** Certains de nos lecteurs s’interrogent sur le montant des pertes stratosphériques évoquées dans le titre de notre précédente Chronique, « Plaidoyer pour un CDR à 1 000 milliards de dollars ».
Aurions-nous une fâcheuse tendance à grossir le trait, à verser dans le sensationnalisme ?
Loin de nous de telles pratiques… et nos références chiffrées sont non seulement exactes — contrairement aux estimations fantaisistes, voire fallacieuses, du chômage publiées aux Etats-Unis ou en France — mais puisées aux meilleures sources.
Nous faisions référence à un rapport tout à fait officiel que le Fonds monétaire international a publié hier : « la crise des emprunts à risque aux Etats-Unis pourrait coûter au final près de 1 000 milliards de dollars, soit l’équivalent de 640 milliards d’euros ».
Cela représente une bonne cinquantaine d’ardoises du Crédit Lyonnais, mais si les estimations de Merrill Lynch s’avéraient plus proche de la réalité, les subprime ne coûteraient que 30 CDR au système bancaire international.
Exprimé en « faillite des caisses d’épargne » américaines au milieu des années 80 — à l’époque, les Etats-Unis sont passés très près du chaos — l’échelle est de un à deux.

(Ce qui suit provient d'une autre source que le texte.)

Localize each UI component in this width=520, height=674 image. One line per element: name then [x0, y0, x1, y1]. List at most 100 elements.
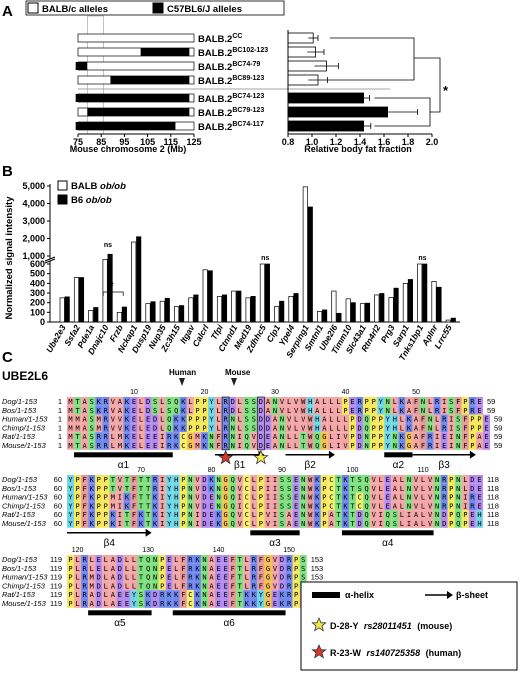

L’encours de prêts consenti par les Savings & Loans était, à l’époque, de 1 300 milliards de dollars ; les pertes totales dépassèrent les 300 milliards de dollars, échelonnés sur 30 ans pour le contribuable américain — qui finira de régler la facture en l’an de grâce 2020.
** Et vous souvenez-vous de ce qu’il advint du dollar entre l’éclatement de la crise en 1984 et la faillite de Drexel Burnham en 1990 suite à l’incarcération de son trader vedette, le roi des junk bonds, Michaël Milken ?
Et bien le dollar perdit précisément la moitié de sa valeur face au franc français — il chuta de 10,2 FF jusque vers 4,95 FF — et plus de deux tiers face au puissant deutschmark !
Depuis l’éclatement de la crise des subprime, combien le dollar a-t-il perdu face à l’euro ? Vous connaissez par coeur la réponse : tout juste 20%… une broutille !
Nous ajouterons, pour recadrer un peu l’histoire de la débâcle des Savings & Loans, que tout était parti de l’incapacité du Mexique à rembourser, à partir de 1982, sa dette — contractée à des taux d’intérêt supérieurs à 15% — auprès de ses créanciers américains. Pour rattraper le coup, et alors que la Fed avait décidé d’abaisser fortement le loyer de l’argent (le dollar à 10 FF, ce n’était plus tenable), les caisses d’épargne s’étaient mises à prêter à tout va à leurs concitoyens américains. Elles alimentèrent ainsi le gonflement d’une bulle de dettes à haut risque, lesquelles se virent rapidement affublées du tristement célèbre sobriquet de junk bonds.
** Les banques américaines viennent de nous rejouer la même partition, avec la complicité active d’Alan Greenspan — qui nie farouchement toute erreur de dosage des taux de 2002 à 2004 — et avec une composante originale et d’une redoutable efficacité en termes de démultiplication de la puissance destructrice de l’argent fou : les dérivés de crédit, CDO, ABS, CDS et autres bombes à retardement exotiques dont vous n’ignorez plus rien à force de nous subir !
Tout comme ce fut le cas 20 ans auparavant — le temps que se reconstitue une génération d’émules d’Yvan Boeski et de Michael Milken –, la crise actuelle trouve son origine dans les débordements de spéculation encouragés par la baisse des taux.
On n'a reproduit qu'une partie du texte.